Tale disposizione trova una ulteriore conferma nell’art. 123 legge fall. che, fra i casi di riapertura
del fallimento, non indica il caso di cassazione della revoca della sentenza di primo grado. Infatti, se
si seguisse la tesi secondo la quale, una volta revocata, da parte della Corte di appello, la sentenza di
primo grado, il fallimento dev’essere chiuso, e ove, a seguito di ricorso per cassazione, la sentenza
di appello venisse cassata con conseguente ripristino della sentenza di fallimento, la procedura non
potrebbe essere più riaperta proprio perché la normativa non prevede una siffatta ipotesi. Il
combinato disposto degli artt. 119/5 e 123 portano, quindi, alla conclusione che, anche a seguito
della sentenza di revoca da parte della Corte di Appello, la procedura fallimentare non dev’essere
chiusa.
Acclarato tale primo effetto, bisogna però vedere se la sentenza di revoca ne produca di altri,
sempre che non si ritenga di chiudere ogni discussione con il rilievo che la sentenza essendo
costitutiva non è immediatamente esecutiva come quella di primo grado.
Infatti, ove si ritenga che anche la sentenza di appello sortisca da subito i suoi effetti, bisogna
vedere quali siano sui vari aspetti della procedura.

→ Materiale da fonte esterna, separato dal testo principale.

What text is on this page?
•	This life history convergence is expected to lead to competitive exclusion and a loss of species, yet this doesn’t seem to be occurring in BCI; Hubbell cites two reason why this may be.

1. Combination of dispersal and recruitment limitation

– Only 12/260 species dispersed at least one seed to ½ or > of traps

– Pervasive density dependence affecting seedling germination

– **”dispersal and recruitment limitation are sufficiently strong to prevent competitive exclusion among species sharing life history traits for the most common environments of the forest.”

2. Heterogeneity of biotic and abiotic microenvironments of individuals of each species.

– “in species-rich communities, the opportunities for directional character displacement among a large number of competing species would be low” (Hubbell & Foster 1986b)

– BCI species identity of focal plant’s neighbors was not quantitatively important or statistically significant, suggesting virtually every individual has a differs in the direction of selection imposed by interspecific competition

Sugli aspetti patrimoniali (spossessamento e liquidazione): non avremmo dubbi che il patrimonio
non rientra nella disponibilità del debitore ma resti sotto la responsabilità del curatore il quale
continua ad esercitare le sue funzioni: l’unico effetto sarà la sospensione della liquidazione per
gravi motivi ex art. 108 legge fall.
Aspetti processuali (cause pendenti): riteniamo che si possano sfruttare gli artt. 295 – 296 c.p.c. e,
quindi, chiedere al giudice civile la sospensione della causa in attesa della decisione sulla sentenza
di fallimento.
Aspetti personali (art. 42 ss): qui, forse, dovrebbe prevalere il principio del favor libertatis e quindi
il debitore non dovrebbe essere più sottoposto alle restrizioni di cui agli artt. 48 – 49.